Do not fear. There are cars out there that won’t lose all their value and usefulness in one go. Whether you want to donate a car in the future or sell it on, these are the cars to choose.
Porsche Cayenne Diesel
Recently Porsche got into the SUV market, like many other luxury car makers. It’s a new trend that seeing some of the established names, used to making coupes, switch over. And, boy did Porsche do a good job! Back when the Cayenne released, it garnered critical acclaim from all quarters. We were all very impressed.
Fast forward a few years and we remain impressed. Not only does the car perform well brand new, but it also continues to perform well past the first 30,000 miles. As a result, the car manages to retain a whopping 84 percent of its initial purchase price. That’s a testament to the engineering prowess of Porsche as a company.
Toyota Land Cruiser
Toyota has always had a reputation for quality. In fact, their subsidiary Lexus makes some of the longest lasting cars in the world, many of which don’t struggle to break 200,000 miles.

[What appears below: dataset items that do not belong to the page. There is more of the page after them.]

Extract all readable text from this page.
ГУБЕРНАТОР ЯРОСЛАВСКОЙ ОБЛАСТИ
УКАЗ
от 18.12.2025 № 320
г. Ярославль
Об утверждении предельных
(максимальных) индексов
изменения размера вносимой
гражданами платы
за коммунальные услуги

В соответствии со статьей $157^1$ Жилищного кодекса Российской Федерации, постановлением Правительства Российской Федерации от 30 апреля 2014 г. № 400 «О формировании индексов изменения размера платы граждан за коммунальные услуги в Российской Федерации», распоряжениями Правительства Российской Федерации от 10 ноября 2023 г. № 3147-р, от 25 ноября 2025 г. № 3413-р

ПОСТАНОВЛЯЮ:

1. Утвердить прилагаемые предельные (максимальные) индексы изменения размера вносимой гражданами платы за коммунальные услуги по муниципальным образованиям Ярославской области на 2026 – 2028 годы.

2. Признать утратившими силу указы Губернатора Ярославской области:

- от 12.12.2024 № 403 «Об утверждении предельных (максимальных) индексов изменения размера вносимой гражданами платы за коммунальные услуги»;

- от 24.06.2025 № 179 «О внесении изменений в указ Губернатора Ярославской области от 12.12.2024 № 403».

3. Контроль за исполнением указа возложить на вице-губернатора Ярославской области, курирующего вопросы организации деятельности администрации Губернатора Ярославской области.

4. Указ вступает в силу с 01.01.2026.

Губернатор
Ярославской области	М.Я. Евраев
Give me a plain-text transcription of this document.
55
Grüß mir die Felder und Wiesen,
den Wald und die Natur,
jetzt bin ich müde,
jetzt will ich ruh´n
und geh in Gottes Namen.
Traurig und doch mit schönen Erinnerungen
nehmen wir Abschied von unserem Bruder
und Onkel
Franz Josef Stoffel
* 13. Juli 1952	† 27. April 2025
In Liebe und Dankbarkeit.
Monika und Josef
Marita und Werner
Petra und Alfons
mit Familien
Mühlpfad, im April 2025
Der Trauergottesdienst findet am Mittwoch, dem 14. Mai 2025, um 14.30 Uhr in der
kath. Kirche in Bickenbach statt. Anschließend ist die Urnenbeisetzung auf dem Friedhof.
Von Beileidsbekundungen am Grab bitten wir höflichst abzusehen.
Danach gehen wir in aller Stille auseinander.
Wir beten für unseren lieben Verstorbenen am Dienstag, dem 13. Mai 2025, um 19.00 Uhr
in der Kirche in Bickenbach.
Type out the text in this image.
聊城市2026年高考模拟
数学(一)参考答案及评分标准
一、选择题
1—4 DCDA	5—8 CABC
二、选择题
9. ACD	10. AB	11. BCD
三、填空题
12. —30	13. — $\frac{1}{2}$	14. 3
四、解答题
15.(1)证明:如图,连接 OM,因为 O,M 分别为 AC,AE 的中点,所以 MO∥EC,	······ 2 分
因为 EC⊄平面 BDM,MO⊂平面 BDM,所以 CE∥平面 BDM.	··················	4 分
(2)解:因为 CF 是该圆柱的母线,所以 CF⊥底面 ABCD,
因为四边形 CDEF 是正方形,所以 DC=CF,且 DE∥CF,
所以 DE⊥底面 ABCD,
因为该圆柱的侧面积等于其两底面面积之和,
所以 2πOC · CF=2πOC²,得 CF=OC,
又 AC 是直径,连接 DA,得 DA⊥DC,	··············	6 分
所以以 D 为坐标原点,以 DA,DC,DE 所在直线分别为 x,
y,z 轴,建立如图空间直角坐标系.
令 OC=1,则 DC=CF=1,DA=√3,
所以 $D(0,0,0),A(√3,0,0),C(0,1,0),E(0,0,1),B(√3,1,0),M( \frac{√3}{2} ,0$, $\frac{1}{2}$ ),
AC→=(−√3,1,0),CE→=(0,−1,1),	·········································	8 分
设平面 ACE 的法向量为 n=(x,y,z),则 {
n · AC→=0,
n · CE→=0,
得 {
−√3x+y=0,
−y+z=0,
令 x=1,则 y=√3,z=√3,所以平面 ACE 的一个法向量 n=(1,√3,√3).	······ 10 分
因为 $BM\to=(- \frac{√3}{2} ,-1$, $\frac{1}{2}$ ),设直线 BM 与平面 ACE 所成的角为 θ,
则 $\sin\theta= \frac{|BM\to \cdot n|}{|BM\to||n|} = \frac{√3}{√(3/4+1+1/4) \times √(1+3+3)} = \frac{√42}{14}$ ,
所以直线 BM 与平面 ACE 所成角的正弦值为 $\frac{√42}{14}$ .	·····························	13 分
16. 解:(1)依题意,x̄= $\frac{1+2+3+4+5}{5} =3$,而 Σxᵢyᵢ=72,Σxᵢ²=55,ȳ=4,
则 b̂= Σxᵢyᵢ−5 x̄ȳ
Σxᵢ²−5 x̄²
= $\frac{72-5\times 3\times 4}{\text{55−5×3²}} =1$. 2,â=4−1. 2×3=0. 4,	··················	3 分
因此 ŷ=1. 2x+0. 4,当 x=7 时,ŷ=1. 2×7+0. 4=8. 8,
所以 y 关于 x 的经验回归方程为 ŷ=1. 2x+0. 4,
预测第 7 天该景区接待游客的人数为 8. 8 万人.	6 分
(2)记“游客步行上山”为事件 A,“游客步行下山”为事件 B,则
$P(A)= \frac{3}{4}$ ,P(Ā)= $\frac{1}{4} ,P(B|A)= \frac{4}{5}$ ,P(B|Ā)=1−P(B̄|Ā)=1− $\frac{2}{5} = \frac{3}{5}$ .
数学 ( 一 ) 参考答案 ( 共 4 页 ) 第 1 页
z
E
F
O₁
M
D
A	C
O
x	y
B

The Toyota Land Cruiser will no doubt be among them one day. But right now, it’s performance is impressive. The V8 diesel version of the car, produced between 2008 and 2011 is still going strong. The retained value after three years is some 72 percent of the initial asking value. That’s pretty good for a car that’s meant for extreme, off-road punishment.
Porsche 911 GT
Here we have our second Porsche on the list. You’re probably noticing a pattern by now. The German carmaker makes some impeccably reliable cars. And none more so than it’s flagship, the 911.
But the 911 is a genuinely rarefied beast. Here we have a car verging on supercar status, that can boast one of the highest retained values after three years. Most 911 GTs go for around 72 percent of their asking price after three years on the road, which is unbelievable for a quick coupe.
BMW X3 Diesel
So far we’ve looked at four cars, and three of them have been SUVs. BMW started making the X3 back in 2010, and most reviewers were impressed by the car. BMW had taken a stab at making a proper SUV and had succeeded. To this day, the car hasn’t aged. And that might explain why it command such high resale prices. After three years the X3 is going for around 70 percent of its purchase price.
Lastly, there is the Skoda Yeti. People are desperate, it seems, to get their hands on SUVs. And they’re willing to pay above the odds for a second-hand version. Skoda, who has made significant improvements to their cars of late, began making the Yeti in 2009. Right now it’s selling for 70 percent of its purchase price, three years on.